UPDATE: 6:04 a.m. EDT — Julian Assange, the founder of WikiLeaks, tweeted Tuesday morning claiming that Donald Trump’s alleged decision to give authority to the CIA to conduct drone strikes on terrorists "signals that bullying, disloyalty & incompetence pays."

Original story:

Shifting from the drone policy of the Obama administration, President Donald Trump has given the Central Intelligence Agency (CIA) new authority to conduct drone attacks against suspected militants, anonymous U.S. officials said. The new policy is in contrast to that of former President Barack Obama that limited the CIA's paramilitary role, the Wall Street Journal reported Monday.

Under the Obama administration, the CIA used drones and other intelligence resources to locate suspected terrorists and then the military conducted the actual strike.

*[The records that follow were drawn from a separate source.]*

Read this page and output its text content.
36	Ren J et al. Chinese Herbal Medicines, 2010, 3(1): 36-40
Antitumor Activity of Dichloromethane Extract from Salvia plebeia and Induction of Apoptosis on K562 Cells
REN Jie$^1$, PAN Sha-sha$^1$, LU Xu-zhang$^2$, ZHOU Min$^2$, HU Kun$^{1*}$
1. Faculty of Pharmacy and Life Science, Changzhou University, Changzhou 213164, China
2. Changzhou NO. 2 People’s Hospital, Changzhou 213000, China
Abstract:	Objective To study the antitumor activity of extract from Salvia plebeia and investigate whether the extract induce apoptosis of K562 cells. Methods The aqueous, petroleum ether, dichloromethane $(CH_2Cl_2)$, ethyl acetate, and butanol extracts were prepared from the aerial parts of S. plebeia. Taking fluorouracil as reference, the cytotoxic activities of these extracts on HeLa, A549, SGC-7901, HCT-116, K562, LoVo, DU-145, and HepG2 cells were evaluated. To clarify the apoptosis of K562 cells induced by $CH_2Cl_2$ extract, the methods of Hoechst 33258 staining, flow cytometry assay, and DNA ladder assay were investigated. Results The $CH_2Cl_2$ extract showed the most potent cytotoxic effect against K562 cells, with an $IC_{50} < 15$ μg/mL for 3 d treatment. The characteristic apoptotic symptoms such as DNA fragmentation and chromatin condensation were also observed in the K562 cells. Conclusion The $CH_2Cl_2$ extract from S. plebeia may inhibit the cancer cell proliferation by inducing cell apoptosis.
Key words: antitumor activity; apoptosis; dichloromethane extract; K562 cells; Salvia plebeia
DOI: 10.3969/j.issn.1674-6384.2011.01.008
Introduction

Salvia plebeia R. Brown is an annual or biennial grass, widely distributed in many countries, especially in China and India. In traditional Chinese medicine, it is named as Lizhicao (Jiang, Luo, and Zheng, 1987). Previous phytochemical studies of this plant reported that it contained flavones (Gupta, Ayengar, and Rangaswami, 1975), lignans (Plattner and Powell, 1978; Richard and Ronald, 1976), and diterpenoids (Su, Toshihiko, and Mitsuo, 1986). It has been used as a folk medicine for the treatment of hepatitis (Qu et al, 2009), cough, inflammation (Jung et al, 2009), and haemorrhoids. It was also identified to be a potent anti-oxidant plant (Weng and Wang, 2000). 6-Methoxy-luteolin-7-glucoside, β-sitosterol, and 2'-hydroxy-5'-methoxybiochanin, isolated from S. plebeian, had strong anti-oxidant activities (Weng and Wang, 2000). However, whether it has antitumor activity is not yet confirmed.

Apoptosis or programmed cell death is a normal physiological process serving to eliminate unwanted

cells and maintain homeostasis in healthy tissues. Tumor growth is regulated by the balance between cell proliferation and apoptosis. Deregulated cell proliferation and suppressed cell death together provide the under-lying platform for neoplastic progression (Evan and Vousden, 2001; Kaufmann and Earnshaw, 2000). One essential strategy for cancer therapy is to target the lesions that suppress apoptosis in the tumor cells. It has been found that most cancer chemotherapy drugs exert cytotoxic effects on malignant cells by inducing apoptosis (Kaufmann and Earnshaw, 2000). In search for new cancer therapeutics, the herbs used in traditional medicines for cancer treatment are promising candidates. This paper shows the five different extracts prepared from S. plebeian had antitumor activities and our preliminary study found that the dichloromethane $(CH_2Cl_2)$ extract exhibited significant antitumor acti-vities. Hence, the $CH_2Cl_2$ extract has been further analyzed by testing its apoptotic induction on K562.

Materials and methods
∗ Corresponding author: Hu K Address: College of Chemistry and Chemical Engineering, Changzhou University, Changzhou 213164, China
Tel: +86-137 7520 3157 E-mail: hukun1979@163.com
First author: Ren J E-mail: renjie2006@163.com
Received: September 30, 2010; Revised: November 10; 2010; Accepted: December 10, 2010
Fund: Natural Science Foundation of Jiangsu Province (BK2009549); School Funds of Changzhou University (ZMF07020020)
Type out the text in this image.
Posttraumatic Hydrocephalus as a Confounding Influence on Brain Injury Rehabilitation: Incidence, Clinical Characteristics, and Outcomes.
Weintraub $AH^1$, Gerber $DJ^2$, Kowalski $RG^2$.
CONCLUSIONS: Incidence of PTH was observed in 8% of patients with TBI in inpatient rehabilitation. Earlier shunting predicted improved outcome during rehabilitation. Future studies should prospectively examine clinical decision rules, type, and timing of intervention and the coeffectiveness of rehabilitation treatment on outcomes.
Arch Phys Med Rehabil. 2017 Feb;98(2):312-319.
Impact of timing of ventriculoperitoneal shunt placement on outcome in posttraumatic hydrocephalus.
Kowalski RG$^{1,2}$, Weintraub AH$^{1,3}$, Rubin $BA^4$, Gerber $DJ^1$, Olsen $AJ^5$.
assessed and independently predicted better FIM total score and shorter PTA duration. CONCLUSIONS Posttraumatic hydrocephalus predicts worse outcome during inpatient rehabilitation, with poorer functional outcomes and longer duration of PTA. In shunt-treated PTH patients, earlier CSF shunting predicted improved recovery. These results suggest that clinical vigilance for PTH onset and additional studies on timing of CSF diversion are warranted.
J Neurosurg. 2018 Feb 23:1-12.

Read: Trump May Reopen CIA Black Site Prisons With Executive Order

Although Obama pushed for the use of drones, he kept the military in place to conduct the actual strike. During Obama's two terms, a total of 563 strikes, largely by drones, targeted Pakistan, Somalia and Yemen compared to 57 strikes under George W. Bush, according to the Bureau of Investigative Journalism. Obama's aim to keep up the war against al Qaeda while releasing the U.S. military from war grounds in the Middle East and Asia gave way to the use of drones.

Trump wants to accelerate the fight against Islamic State group and other militant groups. The CIA's new authority, which was provided by Trump soon after his inauguration, was first used in February in a strike against senior al Qaeda leader in Syria, Abu al-Khayr al-Masri, according to the Journal. Although officials said that the new authority under Trump is only for CIA's operations in Syria, it is likely the CIA may be able to conduct drone strikes in other areas as well.

Critics have pointed out that even if drones are used to target terrorists, the final decision should rest with the military.

“There are a lot of problems with the drone program and the targeted killing program, but the CIA should be out of the business of ordering lethal strikes,” said Christopher Anders, deputy director of the Washington office of the American Civil Liberties Union. He said that doesn't mean the CIA can't "have a role in assisting in the use of fore in location targets."

"But that decision on whether to strike or not to strike and that order should be coming from through the military chain of command," he added, the Journal reported.

Under the Obama administration, the military was in charge of promoting transparency and accountability. The CIA, which operates under secrecy, wasn't required to disclose the number of suspected terrorists or civilians it killed in drone strikes. As U.S. officials have pointed out earlier, the ultimate goal is an integrated model under which the CIA continues to hunt targets, but lets the military pull the trigger, according to the Dawn.